Did the allegedly injured suffer flashbacks, panic attacks, was he no longer able to eat certain foods, was there a loss of consortium?  Was he just a bad husband angry that he had to get up in the middle of the night, or was there already a post-delivery rift with his wife already in the offing?  We’ll never know, but his demand of the equivalent of $642 million U.S. in compensation certainly seems excessive.  Nowhere is there any mention of harm to the actual patients, so this guy’s claims of damage are, charitably, unsympathetic.  The Australian judge certainly thought so, dismissing this suit and calling it an “abuse of process.”  

Another source muses that “If the court were to have found the hospital liable, it could establish a precedent that extends the duty of care beyond patients to cover family members present during medical procedures. Such an outcome would have far-reaching consequences for healthcare providers and potentially reshape the way they approach consent from witnesses. Additionally, the case could influence the development of mental health legislation and heighten awareness around the psychological impact of medical events on non-patients.”
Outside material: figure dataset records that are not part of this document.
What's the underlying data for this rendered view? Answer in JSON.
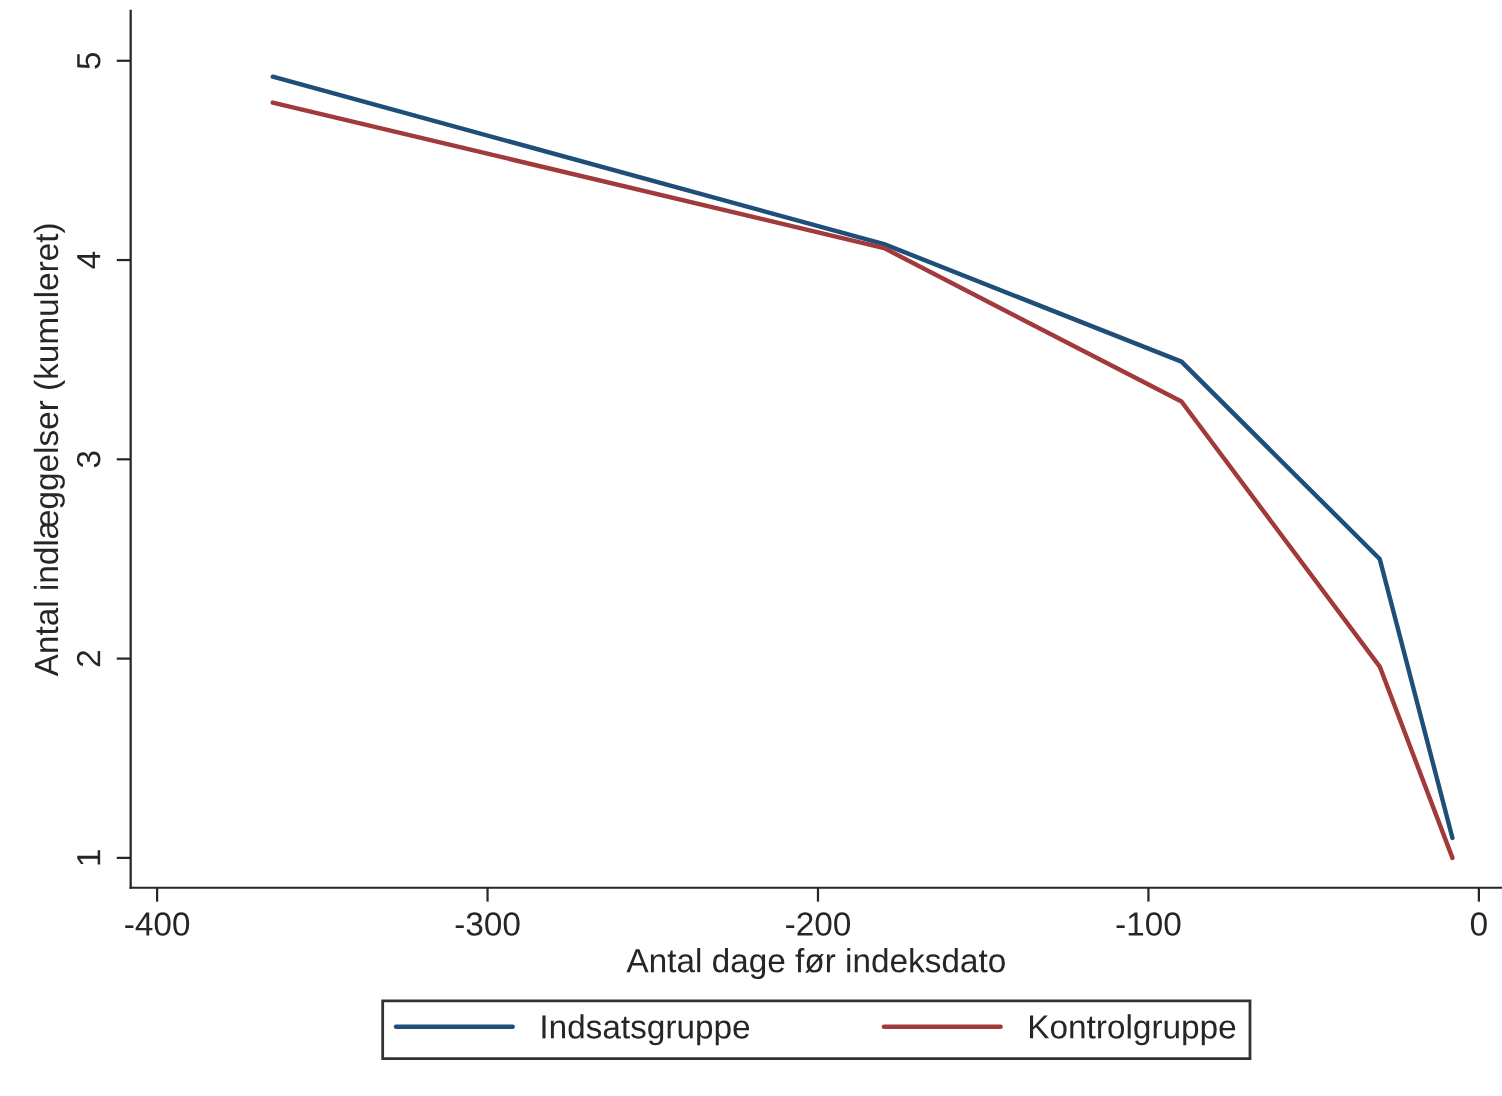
{
  "chart_data": {
    "type": "line",
    "xlabel": "Antal dage før indeksdato",
    "ylabel": "Antal indlæggelser (kumuleret)",
    "xlim": [
      -408,
      7
    ],
    "xticks": [
      -400,
      -300,
      -200,
      -100,
      0
    ],
    "ylim": [
      0.85,
      5.25
    ],
    "yticks": [
      1,
      2,
      3,
      4,
      5
    ],
    "grid": false,
    "legend": "bottom",
    "marker": "none",
    "line_style": "solid",
    "series": [
      {
        "name": "Indsatsgruppe",
        "color": "#1f4e79",
        "x": [
          -365,
          -180,
          -90,
          -30,
          -8
        ],
        "values": [
          4.92,
          4.08,
          3.49,
          2.5,
          1.1
        ]
      },
      {
        "name": "Kontrolgruppe",
        "color": "#a13a3a",
        "x": [
          -365,
          -180,
          -90,
          -30,
          -8
        ],
        "values": [
          4.79,
          4.06,
          3.29,
          1.96,
          1.0
        ]
      }
    ]
  }
}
Oh, how our homegrown piranhas would love that.  More potential plaintiffs mean more settlements, more TV ads, more billboards in low-income neighborhoods, and keep the cycle going forever.  Those beach houses just don’t build themselves.
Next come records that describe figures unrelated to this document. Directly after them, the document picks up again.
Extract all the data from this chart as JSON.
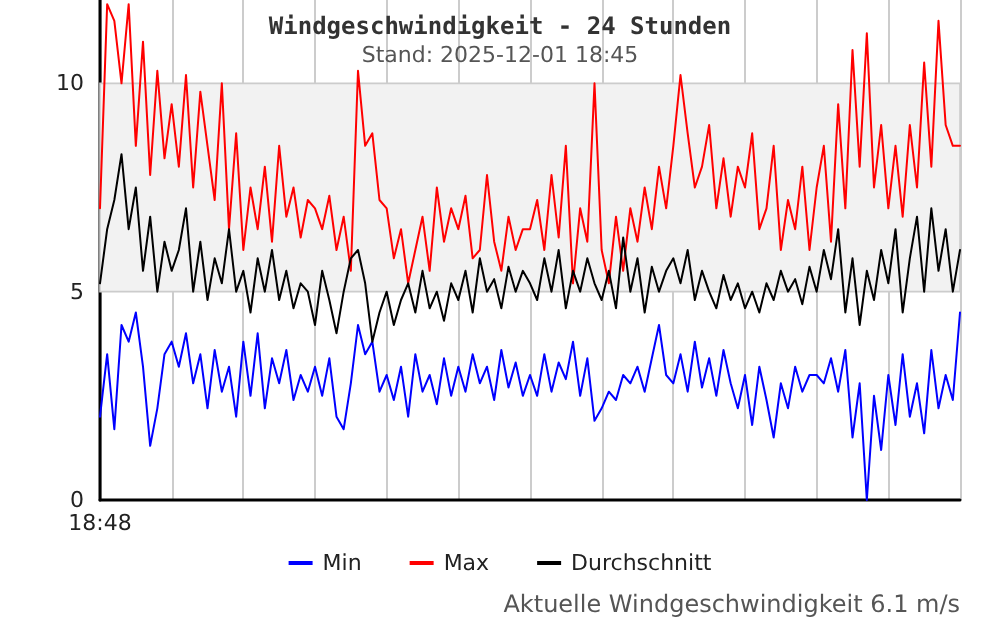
{
  "chart_data": {
    "type": "line",
    "title": "Windgeschwindigkeit - 24 Stunden",
    "subtitle": "Stand: 2025-12-01 18:45",
    "annotations": [
      "Aktuelle Windgeschwindigkeit 6.1 m/s"
    ],
    "categories": [
      "18:48",
      null,
      null,
      null,
      null,
      null,
      null,
      null,
      null,
      null,
      null,
      null,
      null,
      null,
      null,
      null,
      null,
      null,
      null,
      null,
      null,
      null,
      null,
      null,
      null,
      null,
      null,
      null,
      null,
      null,
      null,
      null,
      null,
      null,
      null,
      null,
      null,
      null,
      null,
      null,
      null,
      null,
      null,
      null,
      null,
      null,
      null,
      null,
      null,
      null,
      null,
      null,
      null,
      null,
      null,
      null,
      null,
      null,
      null,
      null,
      null,
      null,
      null,
      null,
      null,
      null,
      null,
      null,
      null,
      null,
      null,
      null,
      null,
      null,
      null,
      null,
      null,
      null,
      null,
      null,
      null,
      null,
      null,
      null,
      null,
      null,
      null,
      null,
      null,
      null,
      null,
      null,
      null,
      null,
      null,
      null,
      null,
      null,
      null,
      null,
      null,
      null,
      null,
      null,
      null,
      null,
      null,
      null,
      null,
      null,
      null,
      null,
      null,
      null,
      null,
      null,
      null,
      null,
      null,
      null,
      null
    ],
    "series": [
      {
        "name": "Min",
        "color": "#0000ff",
        "values": [
          2.0,
          3.5,
          1.7,
          4.2,
          3.8,
          4.5,
          3.2,
          1.3,
          2.2,
          3.5,
          3.8,
          3.2,
          4.0,
          2.8,
          3.5,
          2.2,
          3.6,
          2.6,
          3.2,
          2.0,
          3.8,
          2.5,
          4.0,
          2.2,
          3.4,
          2.8,
          3.6,
          2.4,
          3.0,
          2.6,
          3.2,
          2.5,
          3.4,
          2.0,
          1.7,
          2.8,
          4.2,
          3.5,
          3.8,
          2.6,
          3.0,
          2.4,
          3.2,
          2.0,
          3.5,
          2.6,
          3.0,
          2.3,
          3.4,
          2.5,
          3.2,
          2.6,
          3.5,
          2.8,
          3.2,
          2.4,
          3.6,
          2.7,
          3.3,
          2.5,
          3.0,
          2.5,
          3.5,
          2.6,
          3.3,
          2.9,
          3.8,
          2.5,
          3.4,
          1.9,
          2.2,
          2.6,
          2.4,
          3.0,
          2.8,
          3.2,
          2.6,
          3.4,
          4.2,
          3.0,
          2.8,
          3.5,
          2.6,
          3.8,
          2.7,
          3.4,
          2.5,
          3.6,
          2.8,
          2.2,
          3.0,
          1.8,
          3.2,
          2.4,
          1.5,
          2.8,
          2.2,
          3.2,
          2.6,
          3.0,
          3.0,
          2.8,
          3.4,
          2.6,
          3.6,
          1.5,
          2.8,
          0.0,
          2.5,
          1.2,
          3.0,
          1.8,
          3.5,
          2.0,
          2.8,
          1.6,
          3.6,
          2.2,
          3.0,
          2.4,
          4.5
        ]
      },
      {
        "name": "Max",
        "color": "#ff0000",
        "values": [
          7.0,
          11.9,
          11.5,
          10.0,
          11.9,
          8.5,
          11.0,
          7.8,
          10.3,
          8.2,
          9.5,
          8.0,
          10.2,
          7.5,
          9.8,
          8.5,
          7.2,
          10.0,
          6.5,
          8.8,
          6.0,
          7.5,
          6.5,
          8.0,
          6.2,
          8.5,
          6.8,
          7.5,
          6.3,
          7.2,
          7.0,
          6.5,
          7.3,
          6.0,
          6.8,
          5.5,
          10.3,
          8.5,
          8.8,
          7.2,
          7.0,
          5.8,
          6.5,
          5.2,
          6.0,
          6.8,
          5.5,
          7.5,
          6.2,
          7.0,
          6.5,
          7.3,
          5.8,
          6.0,
          7.8,
          6.2,
          5.5,
          6.8,
          6.0,
          6.5,
          6.5,
          7.2,
          6.0,
          7.8,
          6.3,
          8.5,
          5.2,
          7.0,
          6.2,
          10.0,
          6.0,
          5.2,
          6.8,
          5.5,
          7.0,
          6.2,
          7.5,
          6.5,
          8.0,
          7.0,
          8.5,
          10.2,
          8.8,
          7.5,
          8.0,
          9.0,
          7.0,
          8.2,
          6.8,
          8.0,
          7.5,
          8.8,
          6.5,
          7.0,
          8.5,
          6.0,
          7.2,
          6.5,
          8.0,
          6.0,
          7.5,
          8.5,
          6.2,
          9.5,
          7.0,
          10.8,
          8.0,
          11.2,
          7.5,
          9.0,
          7.0,
          8.5,
          6.8,
          9.0,
          7.5,
          10.5,
          8.0,
          11.5,
          9.0,
          8.5,
          8.5
        ]
      },
      {
        "name": "Durchschnitt",
        "color": "#000000",
        "values": [
          5.2,
          6.5,
          7.2,
          8.3,
          6.5,
          7.5,
          5.5,
          6.8,
          5.0,
          6.2,
          5.5,
          6.0,
          7.0,
          5.0,
          6.2,
          4.8,
          5.8,
          5.2,
          6.5,
          5.0,
          5.5,
          4.5,
          5.8,
          5.0,
          6.0,
          4.8,
          5.5,
          4.6,
          5.2,
          5.0,
          4.2,
          5.5,
          4.8,
          4.0,
          5.0,
          5.8,
          6.0,
          5.2,
          3.8,
          4.5,
          5.0,
          4.2,
          4.8,
          5.2,
          4.5,
          5.5,
          4.6,
          5.0,
          4.3,
          5.2,
          4.8,
          5.5,
          4.5,
          5.8,
          5.0,
          5.3,
          4.6,
          5.6,
          5.0,
          5.5,
          5.2,
          4.8,
          5.8,
          5.0,
          6.0,
          4.6,
          5.5,
          5.0,
          5.8,
          5.2,
          4.8,
          5.5,
          4.6,
          6.3,
          5.0,
          5.8,
          4.5,
          5.6,
          5.0,
          5.5,
          5.8,
          5.2,
          6.0,
          4.8,
          5.5,
          5.0,
          4.6,
          5.4,
          4.8,
          5.2,
          4.6,
          5.0,
          4.5,
          5.2,
          4.8,
          5.5,
          5.0,
          5.3,
          4.7,
          5.6,
          5.0,
          6.0,
          5.3,
          6.5,
          4.5,
          5.8,
          4.2,
          5.5,
          4.8,
          6.0,
          5.2,
          6.5,
          4.5,
          5.8,
          6.8,
          5.0,
          7.0,
          5.5,
          6.5,
          5.0,
          6.0
        ]
      }
    ],
    "ylim": [
      0,
      12
    ],
    "yticks": [
      0,
      5,
      10
    ],
    "bands": [
      {
        "axis": "y",
        "from": 5,
        "to": 10,
        "color": "#f2f2f2"
      }
    ],
    "grid": "x",
    "legend": "bottom",
    "marker": "none",
    "line_style": "solid"
  }
}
A society that accelerates absurd litigiousness to the point where it is the expected norm, is one that has already rejected stoicism and the acceptance of risk as a natural part of life.  It is also one that not coincidentally has come to reject rather than celebrate masculine norms.  The long-ago stereotype of the nervous father sweating out labor in the corner bar across the street was both pleasant and rational.  Had modern society held on to such evolved sensibilities, we wouldn’t have male wimps like this needlessly crowding delivery rooms, and later, lawyer’s offices.

(Author’s Note: This entry is coincident with my annual ritual of paying off state-sanctioned extortion.  Every October, I have to mail off $250 to the Florida Birth-Related Neurological Compensation Association.  This parasitic organization has a nice website that boasts “Care and Support for Florida’s Families.”  It was created because contemptible malpractice lawyers had driven up costs so much that a risk-sharing pool was created to take “those costly cases out of the tort system, which helped to stabilize Florida’s medical malpractice insurance market and encouraged Florida’s obstetricians to continue delivering babies.”  This is a yearly protection fee, required as a condition of licensure, and the implication is nonetheless that there must have been some fault, but certainly not on the part of the meth-using pre-term multiparous carrier.)